Will NFT’s replace tokenized securities?
Non-fungible tokens are cryptographic tokens that are used to represent a unique asset whose authenticity is backed by Blockchain. Ever since appearing in 2017, NFT’s have been used to prove digital ownership of unique assets in a variety of industries like gaming, licensing, art, certificates, logistics, and much more. To discover more about NFTs and the technology, check out this blog of ours.
NFTs sometimes get compared to tokenized security, with views that the latter will be replaced by the former circulating about. Let’s go ahead and get to know more about tokenized securities and ponder over if they will be replaced by NFTs.
What are tokenized securities?
Security tokens emerged as a response to the Wild West-like environment that existed during the ICO days of the cryptocurrency market. A time where investors lost money in questionable projects and in turn complained to regulators, primarily the SEC. As opposed to the utility tokens that anyone could invest in through an ICO, Security Token Offerings as they are called had to be registered with a relevant Securities Governing Authority. Certain countries, like the United States, only allow specific qualified investors to buy such tokens.
They can reach far beyond just replacing utility tokens that are for in-project use, and can be used to represent things like fractionalized ownership of a real asset like a rental property or sculpture. Another great example of a security token application is one that is directly tied to the revenue of a certain property and therefore acts as a blockchain-based financial instrument. Pretty much anyone can stage an STO as long as they make their way through all of the applicable regulatory loopholes, which are costly and time consuming.
However, it is important to distinguish that there is a difference between security tokens and tokenized securities. These terms are frequently used interchangeably. In STOs, Blockchain technology is utilized to issue tokens that represent real “securities'. Whereas the term tokenized securities is used to express an existing asset or security being wrapped digitally using modern technology. This allows to widen the trade market for such digitized assets. Simply put, tokenized securities digitalize existing securities while security tokens create a token and a security.
Will NFTs replace security tokens and tokenized securities?
The ability of NFTs to represent collectibles, trading cards, in-game items, and such make them seem quite akin to a consumer product at first glance. It’s important to note that the market is currently in a stage of infancy. However, as market participants begin to generate new use cases for NFTs and as the dollar amounts involved in the market grow, it’s quite likely that some NFTs will be viewed as securities.
It all comes down to the nature of what a specific NFT represents. For instance, if one is used to represent an investment contract or something that entails the expectation of future profit and is marketed as such. Then it can quite certainly be called a security. However, if the value of an NFT is based purely on its unique characteristics instead of some business activity that provides its owner with profit, then it can’t really be classified as a security. Think of something like an NFT used to act as a representation of one’s digital identity (passport, id, etc).
Certain NFTs can be created with a share of proceeds functionality. Meaning their creator receives royalties each time that NFT is resold.
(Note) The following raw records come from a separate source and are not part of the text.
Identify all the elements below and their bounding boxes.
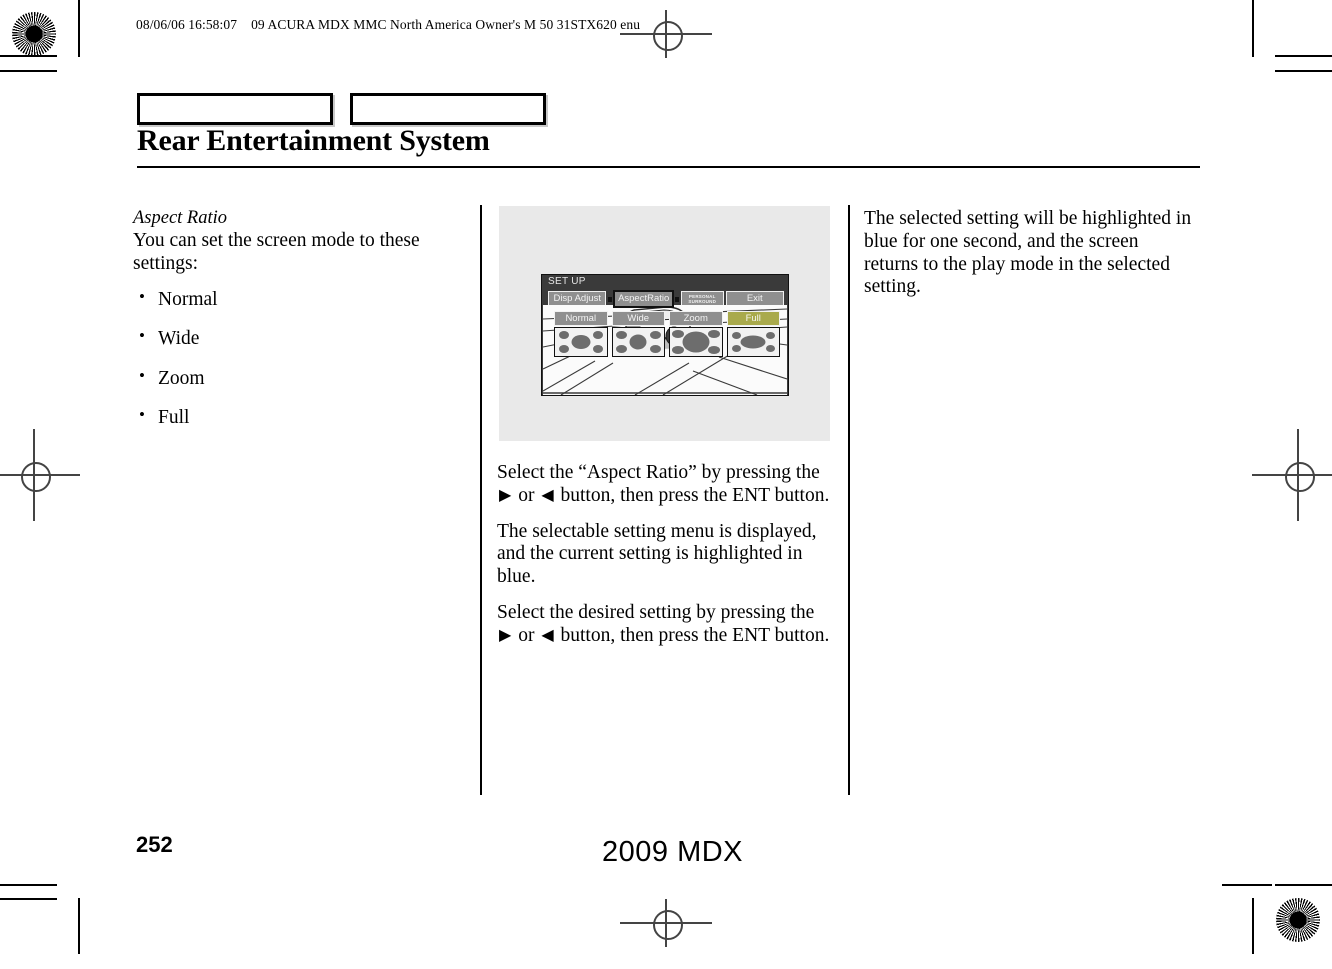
mid-p1-part1: Select the “Aspect Ratio” by pressing th… bbox=[497, 462, 820, 483]
preview-center-shape bbox=[682, 331, 710, 353]
document-header: 08/06/06 16:58:07 09 ACURA MDX MMC North … bbox=[136, 17, 640, 33]
column-divider-left bbox=[480, 205, 482, 795]
preview-corner-dot bbox=[731, 332, 741, 339]
mid-p3-part2: or bbox=[513, 624, 540, 646]
middle-column: Select the “Aspect Ratio” by pressing th… bbox=[497, 462, 835, 661]
preview-corner-dot bbox=[766, 332, 775, 339]
manual-page: 08/06/06 16:58:07 09 ACURA MDX MMC North … bbox=[0, 0, 1332, 954]
preview-corner-dot bbox=[731, 345, 741, 352]
menu-separator-dot bbox=[608, 296, 613, 302]
list-item: Zoom bbox=[133, 367, 478, 389]
title-divider-rule bbox=[137, 166, 1200, 168]
middle-paragraph-1: Select the “Aspect Ratio” by pressing th… bbox=[497, 462, 835, 508]
header-timestamp: 08/06/06 16:58:07 bbox=[136, 17, 238, 32]
mid-p1-part2: or bbox=[513, 484, 540, 506]
middle-paragraph-2: The selectable setting menu is displayed… bbox=[497, 520, 817, 588]
preview-corner-dot bbox=[615, 345, 627, 353]
header-document-id: 09 ACURA MDX MMC North America Owner's M… bbox=[251, 17, 641, 32]
preview-corner-dot bbox=[615, 331, 627, 339]
preview-corner-dot bbox=[650, 345, 661, 353]
preview-corner-dot bbox=[707, 330, 720, 338]
section-tab-box-2 bbox=[350, 93, 546, 125]
menu-button-aspect-ratio[interactable]: AspectRatio bbox=[613, 290, 674, 308]
left-column: Aspect Ratio You can set the screen mode… bbox=[133, 208, 478, 447]
preview-thumbnail-wide bbox=[611, 327, 665, 357]
mid-p1-part3: button, then press the ENT button. bbox=[555, 484, 830, 506]
list-item: Wide bbox=[133, 327, 478, 349]
preview-center-shape bbox=[629, 334, 647, 350]
list-item: Normal bbox=[133, 288, 478, 310]
preview-corner-dot bbox=[650, 331, 661, 339]
preview-corner-dot bbox=[559, 345, 569, 353]
preview-corner-dot bbox=[592, 345, 603, 353]
right-arrow-icon: ▶ bbox=[499, 486, 512, 504]
right-arrow-icon: ▶ bbox=[499, 626, 512, 644]
settings-bullet-list: Normal Wide Zoom Full bbox=[133, 288, 478, 429]
setting-button-zoom[interactable]: Zoom bbox=[669, 311, 723, 326]
preview-corner-dot bbox=[559, 331, 569, 339]
subsection-heading: Aspect Ratio bbox=[133, 208, 228, 228]
right-column: The selected setting will be highlighted… bbox=[864, 208, 1194, 312]
screen-title-label: SET UP bbox=[548, 276, 586, 287]
left-arrow-icon: ◀ bbox=[541, 486, 554, 504]
preview-corner-dot bbox=[707, 346, 720, 354]
section-tab-box-1 bbox=[137, 93, 333, 125]
aspect-preview-thumbnails bbox=[554, 327, 780, 357]
preview-thumbnail-full bbox=[726, 327, 780, 357]
model-year-footer: 2009 MDX bbox=[602, 836, 744, 868]
illustration-panel: SET UP Disp Adjust AspectRatio PERSONAL … bbox=[499, 206, 830, 441]
preview-thumbnail-zoom bbox=[669, 327, 723, 357]
preview-corner-dot bbox=[672, 346, 684, 354]
setting-button-normal[interactable]: Normal bbox=[554, 311, 608, 326]
page-number: 252 bbox=[136, 832, 173, 857]
setting-button-full[interactable]: Full bbox=[726, 311, 780, 326]
screen-aspect-settings-row: Normal Wide Zoom Full bbox=[554, 311, 780, 326]
list-item: Full bbox=[133, 406, 478, 428]
middle-paragraph-3: Select the desired setting by pressing t… bbox=[497, 602, 835, 648]
left-intro-paragraph: You can set the screen mode to these set… bbox=[133, 230, 420, 275]
rear-entertainment-screen-illustration: SET UP Disp Adjust AspectRatio PERSONAL … bbox=[541, 274, 789, 396]
preview-corner-dot bbox=[592, 331, 603, 339]
preview-center-shape bbox=[571, 335, 591, 349]
column-divider-right bbox=[848, 205, 850, 795]
mid-p3-part1: Select the desired setting by pressing t… bbox=[497, 602, 815, 624]
right-paragraph-1: The selected setting will be highlighted… bbox=[864, 208, 1192, 298]
preview-center-shape bbox=[740, 335, 766, 349]
preview-thumbnail-normal bbox=[554, 327, 608, 357]
preview-corner-dot bbox=[766, 345, 775, 352]
left-arrow-icon: ◀ bbox=[541, 626, 554, 644]
preview-corner-dot bbox=[672, 330, 684, 338]
page-title: Rear Entertainment System bbox=[137, 124, 490, 157]
setting-button-wide[interactable]: Wide bbox=[611, 311, 665, 326]
mid-p3-part3: button, then press the ENT button. bbox=[555, 624, 830, 646]
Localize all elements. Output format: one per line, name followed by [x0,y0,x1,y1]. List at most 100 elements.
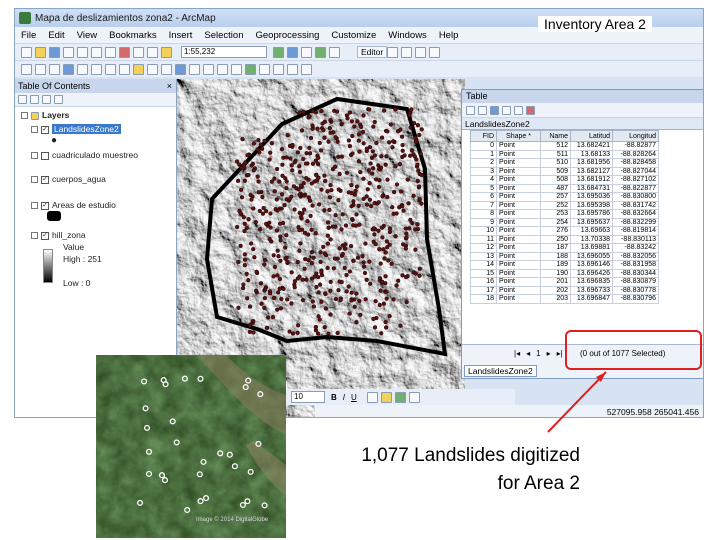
landslide-point[interactable] [381,301,387,306]
landslide-point[interactable] [353,223,358,228]
landslide-point[interactable] [361,176,366,181]
python-icon[interactable] [329,46,340,58]
landslide-point[interactable] [277,276,283,282]
landslide-point[interactable] [276,254,281,259]
landslide-point[interactable] [396,278,401,283]
landslide-point[interactable] [406,201,411,206]
landslide-point[interactable] [284,155,289,160]
landslide-point[interactable] [394,283,399,288]
landslide-point[interactable] [304,175,309,181]
viewer-icon[interactable] [273,63,284,75]
landslide-point[interactable] [307,145,312,151]
landslide-point[interactable] [346,138,352,143]
landslide-point[interactable] [270,314,276,320]
landslide-point[interactable] [310,161,316,166]
landslide-point[interactable] [277,179,282,184]
landslide-point[interactable] [399,134,405,139]
landslide-point[interactable] [326,225,331,230]
delete-icon[interactable] [119,46,130,58]
landslide-point[interactable] [412,154,417,159]
copy-icon[interactable] [91,46,102,58]
landslide-point[interactable] [400,273,405,278]
landslide-point[interactable] [247,304,253,309]
fixed-zoom-out-icon[interactable] [91,63,102,75]
table-row[interactable]: 15 Point 190 13.696426 -88.830344 [470,268,659,278]
landslide-point[interactable] [262,295,268,301]
landslide-point[interactable] [413,247,418,252]
landslide-point[interactable] [307,151,313,156]
landslide-point[interactable] [372,119,377,125]
landslide-point[interactable] [388,122,393,127]
table-of-contents-icon[interactable] [287,46,298,58]
toc-layer-cuerpos-agua[interactable]: ✓ cuerpos_agua [31,174,106,184]
landslide-point[interactable] [326,139,331,144]
landslide-point[interactable] [267,236,272,242]
landslide-point[interactable] [390,145,395,150]
landslide-point[interactable] [317,282,323,287]
landslide-point[interactable] [367,107,372,112]
italic-icon[interactable]: I [343,393,345,402]
landslide-point[interactable] [309,261,315,266]
back-icon[interactable] [105,63,116,75]
landslide-point[interactable] [328,288,333,293]
landslide-point[interactable] [318,259,323,265]
landslide-point[interactable] [264,221,269,227]
landslide-point[interactable] [262,138,267,144]
landslide-point[interactable] [327,125,332,131]
landslide-point[interactable] [259,146,265,151]
landslide-point[interactable] [367,181,372,186]
collapse-icon[interactable] [31,232,38,240]
landslide-point[interactable] [360,254,365,259]
landslide-point[interactable] [352,304,357,309]
find-icon[interactable] [189,63,200,75]
landslide-point[interactable] [377,247,382,252]
landslide-point[interactable] [314,173,319,178]
landslide-point[interactable] [315,331,321,336]
landslide-point[interactable] [335,139,340,144]
landslide-point[interactable] [272,176,277,181]
landslide-point[interactable] [251,206,256,211]
landslide-point[interactable] [403,274,409,280]
landslide-point[interactable] [295,276,301,281]
landslide-point[interactable] [250,161,256,167]
landslide-point[interactable] [268,150,273,155]
landslide-point[interactable] [403,246,408,251]
landslide-point[interactable] [279,192,285,197]
landslide-point[interactable] [354,184,360,189]
landslide-point[interactable] [418,151,423,157]
fill-color-icon[interactable] [380,391,392,403]
table-row[interactable]: 1 Point 511 13.68133 -88.828264 [470,149,659,159]
table-row[interactable]: 14 Point 189 13.696146 -88.831958 [470,260,659,270]
html-popup-icon[interactable] [231,63,242,75]
landslide-point[interactable] [344,113,350,118]
sketch-tool-icon[interactable] [401,46,413,58]
landslide-point[interactable] [302,230,308,235]
landslide-point[interactable] [305,219,310,224]
landslide-point[interactable] [365,187,370,192]
landslide-point[interactable] [321,127,326,133]
landslide-point[interactable] [272,264,278,270]
landslide-point[interactable] [300,277,305,282]
landslide-point[interactable] [297,192,302,197]
landslide-point[interactable] [262,257,268,263]
menu-insert[interactable]: Insert [169,30,193,41]
landslide-point[interactable] [278,234,283,239]
list-by-source-icon[interactable] [30,95,39,104]
landslide-point[interactable] [351,258,356,263]
landslide-point[interactable] [256,179,261,184]
landslide-point[interactable] [284,185,289,191]
font-size-select[interactable]: 10 [291,391,325,403]
landslide-point[interactable] [292,285,297,290]
landslide-point[interactable] [301,156,306,162]
landslide-point[interactable] [242,178,248,183]
landslide-point[interactable] [321,244,326,250]
landslide-point[interactable] [342,246,348,251]
landslide-point[interactable] [292,160,297,165]
landslide-point[interactable] [347,110,353,115]
landslide-point[interactable] [349,190,354,196]
landslide-point[interactable] [343,223,349,228]
landslide-point[interactable] [355,255,361,260]
landslide-point[interactable] [241,215,246,220]
landslide-point[interactable] [383,325,389,330]
reshape-icon[interactable] [415,46,427,58]
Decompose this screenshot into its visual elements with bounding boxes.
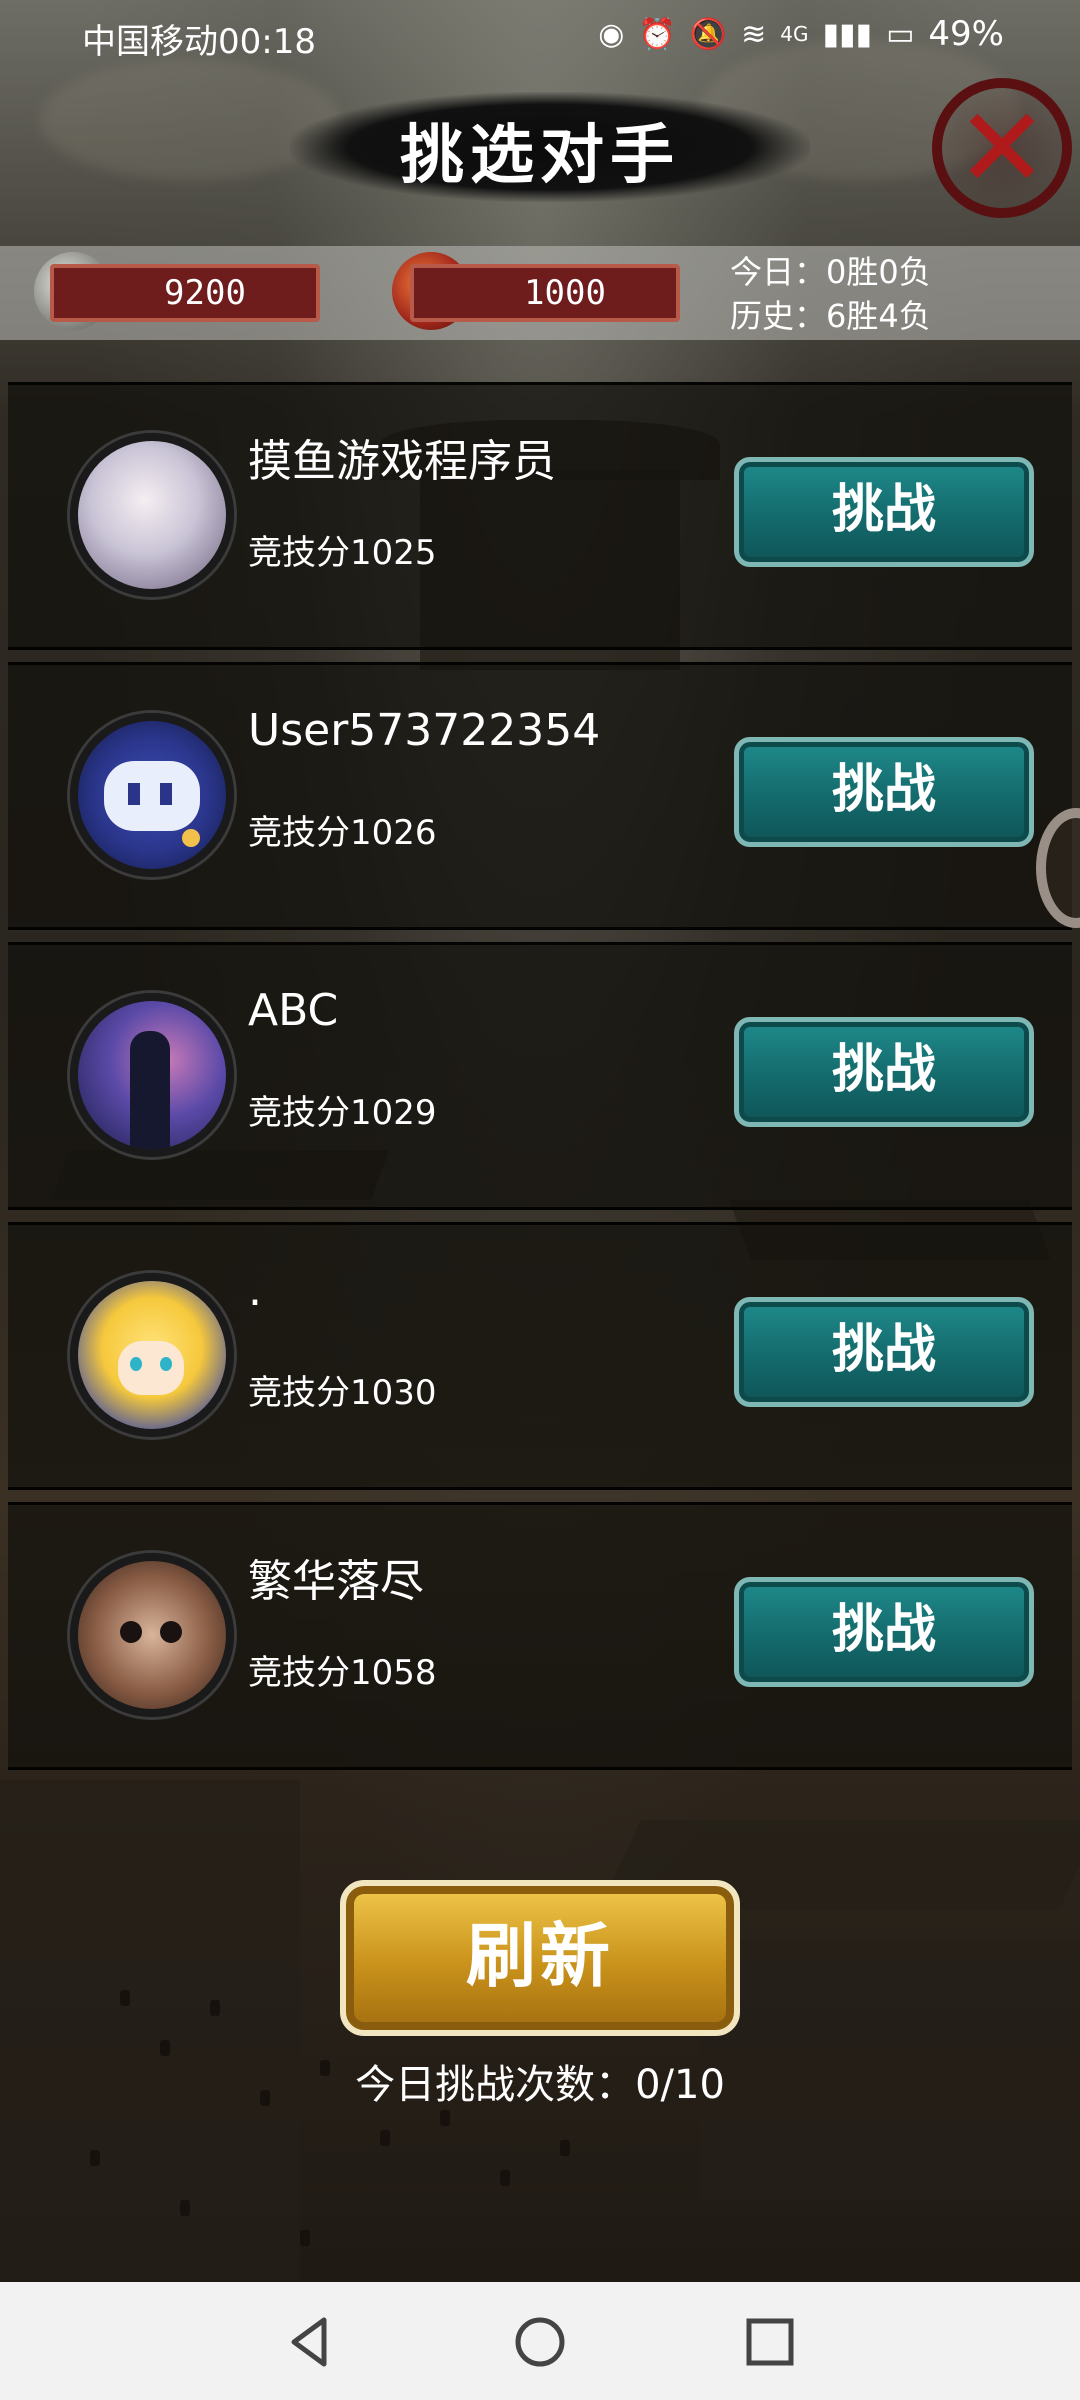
refresh-button[interactable]: 刷新 [340, 1880, 740, 2036]
opponent-name: User573722354 [248, 705, 601, 756]
today-record: 今日：0胜0负 [730, 253, 931, 291]
avatar [70, 713, 234, 877]
opponent-score: 竞技分1058 [248, 1653, 437, 1693]
home-icon[interactable] [510, 2312, 570, 2372]
mute-bell-icon: 🔕 [689, 16, 728, 52]
recents-icon[interactable] [740, 2312, 800, 2372]
token-count: 1000 [410, 264, 680, 322]
avatar [70, 433, 234, 597]
daily-challenge-count: 今日挑战次数：0/10 [355, 2062, 725, 2108]
opponent-name: 繁华落尽 [248, 1556, 424, 1607]
opponent-score: 竞技分1030 [248, 1373, 437, 1413]
system-navigation-bar [0, 2282, 1080, 2400]
avatar [70, 1273, 234, 1437]
wifi-icon: ≋ [741, 16, 767, 52]
coin-count: 9200 [50, 264, 320, 322]
opponent-row: 摸鱼游戏程序员 竞技分1025 挑战 [8, 382, 1072, 650]
page-title: 挑选对手 [400, 119, 680, 193]
carrier-time: 中国移动00:18 [82, 22, 316, 62]
opponent-row: . 竞技分1030 挑战 [8, 1222, 1072, 1490]
status-bar: 中国移动00:18 ◉ ⏰ 🔕 ≋ 4G ▮▮▮ ▭ 49% [0, 0, 1080, 72]
challenge-button[interactable]: 挑战 [734, 457, 1034, 567]
signal-icon: ▮▮▮ [822, 16, 873, 52]
avatar [70, 993, 234, 1157]
challenge-button[interactable]: 挑战 [734, 1577, 1034, 1687]
opponent-row: ABC 竞技分1029 挑战 [8, 942, 1072, 1210]
opponent-name: 摸鱼游戏程序员 [248, 436, 556, 487]
alarm-icon: ⏰ [638, 16, 676, 52]
opponent-score: 竞技分1025 [248, 533, 437, 573]
challenge-button[interactable]: 挑战 [734, 1297, 1034, 1407]
network-type: 4G [780, 22, 809, 46]
opponent-row: User573722354 竞技分1026 挑战 [8, 662, 1072, 930]
opponent-score: 竞技分1029 [248, 1093, 437, 1133]
battery-level: 49% [928, 14, 1004, 54]
challenge-button[interactable]: 挑战 [734, 1017, 1034, 1127]
avatar [70, 1553, 234, 1717]
challenge-button[interactable]: 挑战 [734, 737, 1034, 847]
close-icon: ✕ [955, 84, 1049, 212]
close-button[interactable]: ✕ [932, 78, 1072, 218]
battery-icon: ▭ [886, 16, 915, 52]
opponent-row: 繁华落尽 竞技分1058 挑战 [8, 1502, 1072, 1770]
eye-icon: ◉ [598, 16, 625, 52]
win-loss-record: 今日：0胜0负 历史：6胜4负 [730, 250, 931, 338]
back-icon[interactable] [280, 2312, 340, 2372]
opponent-score: 竞技分1026 [248, 813, 437, 853]
opponent-name: . [248, 1265, 262, 1316]
history-record: 历史：6胜4负 [730, 297, 931, 335]
opponent-name: ABC [248, 985, 339, 1036]
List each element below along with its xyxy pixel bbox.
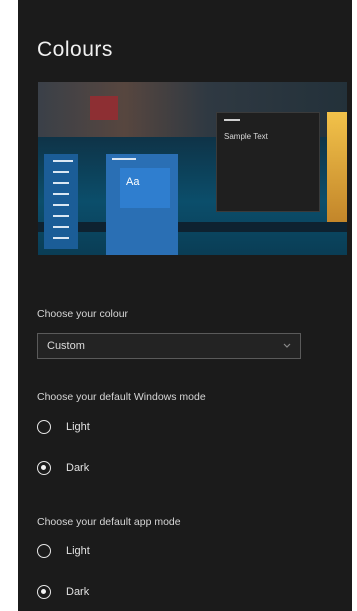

Additionally, NFTs have started to be used as collateral deposits to borrow other cryptocurrencies. These aspects could end up placing NFTs into sort of the same category as their security counterparts.
The likely outcome is that NFTs coexist with these other blockchain and digital-based instruments but see substantially more use. It is also foreseeable that there will be debate as to the security status of certain NFTs.
Why is that?
There are clear reasons and purposes as to why both assets can coexist without one having to cannibalize the other. This ease of accessibility is what will always allow NFTs to be more popular and see more attention than their security counterparts which will still be utilized for their specific purposes that require intimate regulatory care. Which is something that NFT creators and collectors give up and can't rely on in the case of financial losses or other unfortunate events. At the moment, the majority of NFTs don’t represent securities. But that doesn’t mean that they can’t. It all depends on their nature and where their value comes from.